It’s one of the all-time great chorus effects – and now you can bite off just the chorus of the Roland Juno and use it as an effect, for free, with this giveaway from Arturia. We’ve got that – and one competing free chorus, for good measure!
Let’s actually give you two free plug-ins here, as Arturia aren’t the first to think of this. Each does have different controls.
First, the original hardware, the Juno-6 (and subsequent 60 and 106):
*There’s also an elaborate long-read write-up on all things Roland Juno from Attack, where they claim this is the greatest synthesizer of all time. Just translate that as ten reasons it’s cool and lose the “greatest” part and it all works.
The analog Bucket Brigade Delay chorus on the Roland Juno-6 / -106 and -60 is part of what gave Roland’s synth a distinctive sound. There’s a I button, a II button, and you can combine them for… a third variation that is both I and II, somehow. What do they do? I… don’t remember. They sound different. You don’t need to remember or understand, either.
Mac + Windows, VST2 + VST3 + AU + AAX (64-bit only), through December 29 (next Tuesday):
Somehow, Arturia has made a fifteen-minute tutorial about this but … honestly, just go grab the plug-in and slap it on some stuff and see how it sounds. The design here does give you what you need, with separate rate, depth, and phase controls if you want to adjust manually, plus variations I, II, and I+II as on the original, plus a MIX control to adjust to taste.

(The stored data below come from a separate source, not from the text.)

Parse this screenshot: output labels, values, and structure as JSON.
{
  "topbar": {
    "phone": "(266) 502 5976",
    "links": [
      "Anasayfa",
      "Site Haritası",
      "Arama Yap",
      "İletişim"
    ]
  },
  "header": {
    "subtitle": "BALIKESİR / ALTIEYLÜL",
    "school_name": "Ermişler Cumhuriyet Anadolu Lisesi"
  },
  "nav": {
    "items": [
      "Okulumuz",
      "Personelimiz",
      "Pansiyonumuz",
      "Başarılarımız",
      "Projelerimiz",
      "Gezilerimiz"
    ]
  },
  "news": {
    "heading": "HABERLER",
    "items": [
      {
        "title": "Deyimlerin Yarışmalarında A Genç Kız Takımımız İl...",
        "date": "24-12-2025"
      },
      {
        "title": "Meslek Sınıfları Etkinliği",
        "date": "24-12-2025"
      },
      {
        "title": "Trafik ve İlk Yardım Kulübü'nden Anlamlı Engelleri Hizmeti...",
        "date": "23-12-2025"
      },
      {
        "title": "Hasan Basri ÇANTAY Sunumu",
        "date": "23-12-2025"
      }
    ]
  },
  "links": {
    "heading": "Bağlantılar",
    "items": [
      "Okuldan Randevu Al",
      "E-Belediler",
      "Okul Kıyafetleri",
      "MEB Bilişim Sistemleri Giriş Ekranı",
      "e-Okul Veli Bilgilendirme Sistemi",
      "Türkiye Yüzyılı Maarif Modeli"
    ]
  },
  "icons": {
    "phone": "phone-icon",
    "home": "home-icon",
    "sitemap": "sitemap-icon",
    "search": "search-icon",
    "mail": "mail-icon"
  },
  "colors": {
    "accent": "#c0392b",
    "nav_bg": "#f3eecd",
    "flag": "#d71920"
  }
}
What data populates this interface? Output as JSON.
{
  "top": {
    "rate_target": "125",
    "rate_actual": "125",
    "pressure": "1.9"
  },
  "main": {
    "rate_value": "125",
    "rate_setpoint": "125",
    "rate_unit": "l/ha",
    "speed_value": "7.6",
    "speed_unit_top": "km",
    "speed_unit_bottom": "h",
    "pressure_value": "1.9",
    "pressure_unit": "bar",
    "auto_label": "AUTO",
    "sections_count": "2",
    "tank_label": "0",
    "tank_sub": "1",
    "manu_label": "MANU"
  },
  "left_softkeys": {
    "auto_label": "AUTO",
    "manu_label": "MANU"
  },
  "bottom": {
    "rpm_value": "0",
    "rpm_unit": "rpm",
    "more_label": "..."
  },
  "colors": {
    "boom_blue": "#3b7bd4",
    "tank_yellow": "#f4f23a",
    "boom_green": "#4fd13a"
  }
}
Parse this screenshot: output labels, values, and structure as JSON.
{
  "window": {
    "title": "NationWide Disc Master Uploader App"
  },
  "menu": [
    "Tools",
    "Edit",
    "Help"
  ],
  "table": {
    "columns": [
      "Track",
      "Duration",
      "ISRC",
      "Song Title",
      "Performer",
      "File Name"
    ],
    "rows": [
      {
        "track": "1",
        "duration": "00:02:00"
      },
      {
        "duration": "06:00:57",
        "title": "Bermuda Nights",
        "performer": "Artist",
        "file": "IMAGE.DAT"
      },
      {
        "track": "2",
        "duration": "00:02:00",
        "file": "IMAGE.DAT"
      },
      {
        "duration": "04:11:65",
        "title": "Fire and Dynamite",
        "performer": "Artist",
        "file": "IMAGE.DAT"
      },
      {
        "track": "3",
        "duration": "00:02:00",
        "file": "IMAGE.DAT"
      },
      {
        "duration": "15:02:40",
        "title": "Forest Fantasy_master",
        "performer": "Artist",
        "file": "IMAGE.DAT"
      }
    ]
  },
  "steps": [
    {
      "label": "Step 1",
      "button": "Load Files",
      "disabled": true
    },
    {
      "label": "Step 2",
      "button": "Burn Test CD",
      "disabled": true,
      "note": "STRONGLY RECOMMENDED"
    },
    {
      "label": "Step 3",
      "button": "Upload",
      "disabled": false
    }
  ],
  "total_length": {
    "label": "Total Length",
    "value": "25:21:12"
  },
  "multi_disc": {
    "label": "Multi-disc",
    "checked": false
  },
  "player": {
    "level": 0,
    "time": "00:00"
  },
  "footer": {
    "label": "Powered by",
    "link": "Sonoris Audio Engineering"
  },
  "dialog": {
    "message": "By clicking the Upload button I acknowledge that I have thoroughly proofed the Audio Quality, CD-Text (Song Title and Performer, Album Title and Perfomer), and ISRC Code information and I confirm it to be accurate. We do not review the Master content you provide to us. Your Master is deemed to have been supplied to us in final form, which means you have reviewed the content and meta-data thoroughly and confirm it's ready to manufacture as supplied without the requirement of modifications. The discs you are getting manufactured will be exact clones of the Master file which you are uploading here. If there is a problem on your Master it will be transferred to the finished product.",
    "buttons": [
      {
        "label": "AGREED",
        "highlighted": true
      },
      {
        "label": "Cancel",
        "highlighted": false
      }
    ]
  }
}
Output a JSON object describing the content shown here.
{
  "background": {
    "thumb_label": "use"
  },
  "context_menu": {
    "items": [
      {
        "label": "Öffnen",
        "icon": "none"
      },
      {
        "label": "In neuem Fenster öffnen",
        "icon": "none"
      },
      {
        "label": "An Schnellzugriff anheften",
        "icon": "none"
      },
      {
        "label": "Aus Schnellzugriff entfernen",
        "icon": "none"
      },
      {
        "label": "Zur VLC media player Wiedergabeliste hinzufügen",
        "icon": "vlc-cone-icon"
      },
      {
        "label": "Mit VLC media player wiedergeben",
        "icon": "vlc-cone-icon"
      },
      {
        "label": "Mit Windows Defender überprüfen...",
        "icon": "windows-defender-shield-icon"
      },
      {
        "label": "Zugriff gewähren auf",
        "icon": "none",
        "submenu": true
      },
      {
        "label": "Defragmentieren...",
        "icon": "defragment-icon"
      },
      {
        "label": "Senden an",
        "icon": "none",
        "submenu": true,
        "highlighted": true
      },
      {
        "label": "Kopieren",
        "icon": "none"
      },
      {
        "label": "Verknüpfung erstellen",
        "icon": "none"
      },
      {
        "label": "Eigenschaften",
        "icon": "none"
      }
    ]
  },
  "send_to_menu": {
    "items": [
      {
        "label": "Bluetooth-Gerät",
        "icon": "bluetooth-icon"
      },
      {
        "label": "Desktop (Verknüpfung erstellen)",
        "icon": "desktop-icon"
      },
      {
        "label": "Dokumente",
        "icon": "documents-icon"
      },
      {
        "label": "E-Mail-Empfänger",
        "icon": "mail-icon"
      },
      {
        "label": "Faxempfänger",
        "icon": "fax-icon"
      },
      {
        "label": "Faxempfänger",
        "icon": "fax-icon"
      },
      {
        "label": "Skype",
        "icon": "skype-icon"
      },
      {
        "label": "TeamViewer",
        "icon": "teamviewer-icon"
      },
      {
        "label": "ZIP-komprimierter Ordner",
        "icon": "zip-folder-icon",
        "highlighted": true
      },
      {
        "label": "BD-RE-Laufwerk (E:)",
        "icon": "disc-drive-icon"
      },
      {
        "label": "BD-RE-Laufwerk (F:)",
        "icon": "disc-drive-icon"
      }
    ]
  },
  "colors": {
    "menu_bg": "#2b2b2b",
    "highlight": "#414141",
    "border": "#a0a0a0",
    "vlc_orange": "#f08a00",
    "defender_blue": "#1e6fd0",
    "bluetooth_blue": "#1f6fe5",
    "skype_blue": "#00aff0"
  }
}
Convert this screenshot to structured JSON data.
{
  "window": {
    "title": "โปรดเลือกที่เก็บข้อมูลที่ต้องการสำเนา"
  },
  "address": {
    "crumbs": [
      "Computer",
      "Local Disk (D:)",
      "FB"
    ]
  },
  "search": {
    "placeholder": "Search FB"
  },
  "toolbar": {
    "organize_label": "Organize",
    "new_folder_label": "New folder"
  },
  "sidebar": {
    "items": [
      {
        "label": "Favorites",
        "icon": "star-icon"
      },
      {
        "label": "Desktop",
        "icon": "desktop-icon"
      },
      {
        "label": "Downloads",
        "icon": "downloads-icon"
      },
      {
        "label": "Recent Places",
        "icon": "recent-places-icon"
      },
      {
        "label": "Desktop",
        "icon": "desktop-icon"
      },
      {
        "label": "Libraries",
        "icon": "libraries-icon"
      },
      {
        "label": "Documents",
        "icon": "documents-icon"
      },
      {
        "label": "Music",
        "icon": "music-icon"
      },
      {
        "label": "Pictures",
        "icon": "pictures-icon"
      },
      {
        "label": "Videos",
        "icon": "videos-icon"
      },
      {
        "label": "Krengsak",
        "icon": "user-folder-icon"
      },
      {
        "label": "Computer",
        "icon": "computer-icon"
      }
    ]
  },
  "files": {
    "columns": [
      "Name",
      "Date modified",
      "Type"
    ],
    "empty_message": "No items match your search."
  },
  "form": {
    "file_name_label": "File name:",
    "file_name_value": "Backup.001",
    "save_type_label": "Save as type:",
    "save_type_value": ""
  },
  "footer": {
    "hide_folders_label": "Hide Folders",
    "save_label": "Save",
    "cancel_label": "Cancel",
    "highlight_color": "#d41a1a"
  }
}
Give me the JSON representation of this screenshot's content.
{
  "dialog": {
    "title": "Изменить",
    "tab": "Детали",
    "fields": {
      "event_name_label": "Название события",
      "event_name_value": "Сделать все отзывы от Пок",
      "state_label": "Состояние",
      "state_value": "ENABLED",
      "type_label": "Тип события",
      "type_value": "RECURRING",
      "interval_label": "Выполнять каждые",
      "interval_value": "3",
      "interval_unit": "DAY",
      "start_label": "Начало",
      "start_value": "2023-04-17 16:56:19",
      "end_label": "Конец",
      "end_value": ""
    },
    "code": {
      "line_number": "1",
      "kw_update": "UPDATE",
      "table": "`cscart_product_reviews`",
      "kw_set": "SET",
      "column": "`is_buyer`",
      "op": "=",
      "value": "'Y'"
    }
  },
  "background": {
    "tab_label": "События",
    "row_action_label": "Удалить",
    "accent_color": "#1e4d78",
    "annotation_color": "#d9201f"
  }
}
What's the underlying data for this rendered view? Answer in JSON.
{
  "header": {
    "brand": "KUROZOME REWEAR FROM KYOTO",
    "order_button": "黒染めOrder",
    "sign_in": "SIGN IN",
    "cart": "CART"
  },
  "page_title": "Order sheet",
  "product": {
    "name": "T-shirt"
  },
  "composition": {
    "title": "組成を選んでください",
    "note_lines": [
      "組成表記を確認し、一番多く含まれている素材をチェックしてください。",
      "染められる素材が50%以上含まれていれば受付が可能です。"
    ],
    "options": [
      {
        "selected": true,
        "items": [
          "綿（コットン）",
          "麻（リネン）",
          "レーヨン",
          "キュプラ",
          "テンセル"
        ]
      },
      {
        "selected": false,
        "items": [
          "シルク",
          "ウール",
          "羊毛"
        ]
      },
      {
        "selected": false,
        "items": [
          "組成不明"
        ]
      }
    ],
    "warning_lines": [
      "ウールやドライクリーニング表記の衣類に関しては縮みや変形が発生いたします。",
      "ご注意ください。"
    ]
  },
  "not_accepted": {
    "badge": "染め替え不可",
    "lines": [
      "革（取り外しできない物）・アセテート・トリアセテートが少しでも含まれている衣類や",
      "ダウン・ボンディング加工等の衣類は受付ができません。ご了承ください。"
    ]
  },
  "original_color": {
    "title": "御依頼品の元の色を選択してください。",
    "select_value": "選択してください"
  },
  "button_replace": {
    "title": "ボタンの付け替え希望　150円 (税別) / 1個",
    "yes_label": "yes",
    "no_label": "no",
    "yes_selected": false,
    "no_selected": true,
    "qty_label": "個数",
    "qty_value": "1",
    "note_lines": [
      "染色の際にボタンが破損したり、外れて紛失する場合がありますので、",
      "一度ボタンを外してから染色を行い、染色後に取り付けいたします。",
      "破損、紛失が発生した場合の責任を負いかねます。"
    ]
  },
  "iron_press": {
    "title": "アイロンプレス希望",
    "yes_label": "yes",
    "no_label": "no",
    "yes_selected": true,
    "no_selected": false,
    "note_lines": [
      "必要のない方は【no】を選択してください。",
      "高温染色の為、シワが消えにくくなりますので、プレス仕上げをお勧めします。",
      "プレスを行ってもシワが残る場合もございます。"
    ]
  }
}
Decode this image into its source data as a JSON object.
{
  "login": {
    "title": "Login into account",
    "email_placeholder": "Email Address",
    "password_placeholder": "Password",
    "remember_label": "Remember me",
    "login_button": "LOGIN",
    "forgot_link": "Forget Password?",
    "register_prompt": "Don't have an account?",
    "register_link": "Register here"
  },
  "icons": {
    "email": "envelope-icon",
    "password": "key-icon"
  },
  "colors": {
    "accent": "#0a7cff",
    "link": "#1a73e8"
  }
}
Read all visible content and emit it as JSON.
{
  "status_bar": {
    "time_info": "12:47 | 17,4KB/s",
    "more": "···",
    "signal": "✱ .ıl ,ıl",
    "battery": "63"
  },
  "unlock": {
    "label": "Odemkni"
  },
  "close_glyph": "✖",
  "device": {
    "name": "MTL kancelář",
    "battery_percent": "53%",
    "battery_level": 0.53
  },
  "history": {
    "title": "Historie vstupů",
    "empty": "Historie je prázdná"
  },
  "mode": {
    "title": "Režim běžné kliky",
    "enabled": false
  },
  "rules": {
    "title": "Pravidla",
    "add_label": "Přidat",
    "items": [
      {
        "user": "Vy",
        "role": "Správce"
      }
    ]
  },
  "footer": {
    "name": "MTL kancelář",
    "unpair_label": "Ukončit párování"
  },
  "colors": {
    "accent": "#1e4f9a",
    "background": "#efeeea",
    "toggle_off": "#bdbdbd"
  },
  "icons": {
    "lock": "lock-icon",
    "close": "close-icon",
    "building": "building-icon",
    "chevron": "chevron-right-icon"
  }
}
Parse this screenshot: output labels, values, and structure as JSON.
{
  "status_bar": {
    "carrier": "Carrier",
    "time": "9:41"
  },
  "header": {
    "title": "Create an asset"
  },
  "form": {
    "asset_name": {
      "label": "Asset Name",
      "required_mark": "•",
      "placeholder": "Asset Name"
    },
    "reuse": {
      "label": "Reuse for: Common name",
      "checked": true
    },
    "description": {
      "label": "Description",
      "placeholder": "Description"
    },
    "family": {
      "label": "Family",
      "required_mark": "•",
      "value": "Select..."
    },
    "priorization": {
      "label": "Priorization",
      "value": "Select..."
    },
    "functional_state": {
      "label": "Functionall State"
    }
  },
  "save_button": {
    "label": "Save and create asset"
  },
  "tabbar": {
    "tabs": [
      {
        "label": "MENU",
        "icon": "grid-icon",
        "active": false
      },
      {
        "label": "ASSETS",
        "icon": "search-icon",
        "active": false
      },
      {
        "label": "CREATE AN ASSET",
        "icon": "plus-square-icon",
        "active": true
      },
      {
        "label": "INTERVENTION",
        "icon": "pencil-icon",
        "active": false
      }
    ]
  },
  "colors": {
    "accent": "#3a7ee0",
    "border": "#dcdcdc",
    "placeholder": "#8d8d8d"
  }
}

You don’t really need to know anything, which is the whole beauty of the thing. What is it? A chorus. What is that for? Literally, anything you want. If it is a sound, feel free to add chorus to it and see if it sounds better. Maybe I-ish, maybe II-ish, maybe something else-ish.
But wait, while we’re at it – let’s get a second chorus plug-in. I could do an elaborate A/B comparison, but you should see which you like better, as your ears are the ones that matter, right?
TAL also made a break-off chorus effect from their Roland emulation (the U-NO-LX) and release it for Mac and Windows. They even have an old version with 32-bit support – plus an experimental Linux build.
This also has a dry/wet control, but in lieu of the mono/stereo switch has a stereo width control. (It is available with stereo input only, not mono, but of course you can just route a mono input to both channels in your host.) It also doesn’t have the manual controls. I think I’ll use the Arturia on Mac and Windows and I’m grateful for the TAL on Linux, so there.
I’m risking people telling us there are ten more on comments, but… wait, that’s cool. Go ahead. Tell us. (Soundsmang has a
Funny enough, Roland Cloud does not have a separate chorus rendition for their own Juno recreation, but I do appreciate that the chorus has found its way onto their Boutique Series hardware and software, both, among other effects. Actually, Roland, it’s a shame you don’t allow the use of those instruments as effects with audio input.
Actually, while on the topic of chorus – if you want more than just the push-button Roland simplicity, I think you can’t go wrong with D16’s Syntorus2 (and you might have even got the original Syntorus for free):
There are a ton of reviews out there, but it’s D16 stuff. Is it good? Yes. Freakin’ good. Not to use a Polish stereotype, but I love this as much as I love pierogi. (That’s not really a stereotype so much as – the thought just popped into my head and I could go for some. Holidays and all.) There are other choruses out there, but this is a nice balance of analog modeling with loads of control and great presets.
Plus, for a totally different approach – 16-part multi-voice layered chorus – Sinevibes just dropped this Mac-only plug-in this week. It deserves its own write-up:
Now, go and enjoy chorus – the egg nog of the effects world! (Fine, yes, I’m just craving things.)
Oh, PS – I briefly wondered if Arturia had quietly worked on a Web implementation of the effect when I saw the preview in the story, but it just uses MP3s. That is the future, though – watch for developers to start to demo in-browser and use Web audio for documentation.